What AD permissions are minimum to allow this photo change? I don’t want the person doing the work to be a domain admin for example.
Thanks
For a non-admin user to be able to modify the photos of other users in AD, you must delegate the Write thumbnailPhoto permission . (Check the property-specific checkboxes “Read thumbnailPhoto” and “Write thumbnailPhoto” on the Permissions of the AD delegation wizard)
In newer and current version of PS ‘-Encoding byte’ is not valid anymore. So, unfortunately, this script won’t run.

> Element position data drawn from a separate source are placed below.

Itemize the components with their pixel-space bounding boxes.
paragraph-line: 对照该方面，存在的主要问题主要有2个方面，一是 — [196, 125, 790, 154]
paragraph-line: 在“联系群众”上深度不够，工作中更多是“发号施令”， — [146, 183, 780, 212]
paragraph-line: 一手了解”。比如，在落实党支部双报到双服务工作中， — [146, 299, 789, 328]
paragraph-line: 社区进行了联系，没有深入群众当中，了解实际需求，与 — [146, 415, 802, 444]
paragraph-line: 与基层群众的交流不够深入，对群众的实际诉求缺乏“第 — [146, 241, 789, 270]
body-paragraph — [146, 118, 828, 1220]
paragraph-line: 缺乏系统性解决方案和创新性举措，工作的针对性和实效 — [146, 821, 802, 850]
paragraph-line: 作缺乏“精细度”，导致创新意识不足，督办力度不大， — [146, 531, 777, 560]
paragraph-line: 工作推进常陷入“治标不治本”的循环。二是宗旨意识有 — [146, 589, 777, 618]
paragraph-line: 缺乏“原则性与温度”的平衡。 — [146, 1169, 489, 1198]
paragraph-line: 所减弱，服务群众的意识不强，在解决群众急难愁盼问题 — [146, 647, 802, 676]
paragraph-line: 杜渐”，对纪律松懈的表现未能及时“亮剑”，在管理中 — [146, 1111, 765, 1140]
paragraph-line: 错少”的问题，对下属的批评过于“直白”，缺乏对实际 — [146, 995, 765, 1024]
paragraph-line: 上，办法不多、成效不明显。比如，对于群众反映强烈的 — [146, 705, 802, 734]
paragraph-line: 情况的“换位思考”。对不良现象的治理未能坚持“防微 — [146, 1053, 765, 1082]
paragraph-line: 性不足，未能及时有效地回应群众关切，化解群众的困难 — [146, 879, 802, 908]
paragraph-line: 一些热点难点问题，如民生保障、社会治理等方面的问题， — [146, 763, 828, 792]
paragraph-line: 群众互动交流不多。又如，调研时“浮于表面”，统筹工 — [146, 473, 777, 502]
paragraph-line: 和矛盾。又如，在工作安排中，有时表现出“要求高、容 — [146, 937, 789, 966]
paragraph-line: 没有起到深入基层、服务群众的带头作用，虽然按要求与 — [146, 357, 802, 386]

Doesn’t want to work for me. I’m installing on Windows 10 21H1 using an elevated cmd.
C:\Windows\Microsoft.NET\Framework64\v4.0.30319>InstallUtil.exe c:\ps\ad\AdExt.dll
Microsoft (R) .NET Framework Installation utility Version 4.8.4084.0
Copyright (C) Microsoft Corporation. All rights reserved.
Exception occurred while initializing the installation:
System.IO.FileLoadException: Could not load file or assembly ‘file:///c:\ps\ad\AdExt.dll’ or one of its dependencies. Operation is not supported. (Exception from HRESULT: 0x80131515).
C:\Windows\Microsoft.NET\Framework64\v4.0.30319>
Mine Installed with no errors but the Tab is not showing. I am also showing the Advanced features under ADUC. My ADUC is a feature on demand version, not sure if that matters for this or not.
thank you very much 😡
that was supposed to be a kiss face not an angry face lol
For PS6 and above, replace ‘-Encoding byte’ with ‘-AsByteStream’
We use an application called Actrive Directory Photos, by CodeTwo. It is free and works great. I have been using it for several years now.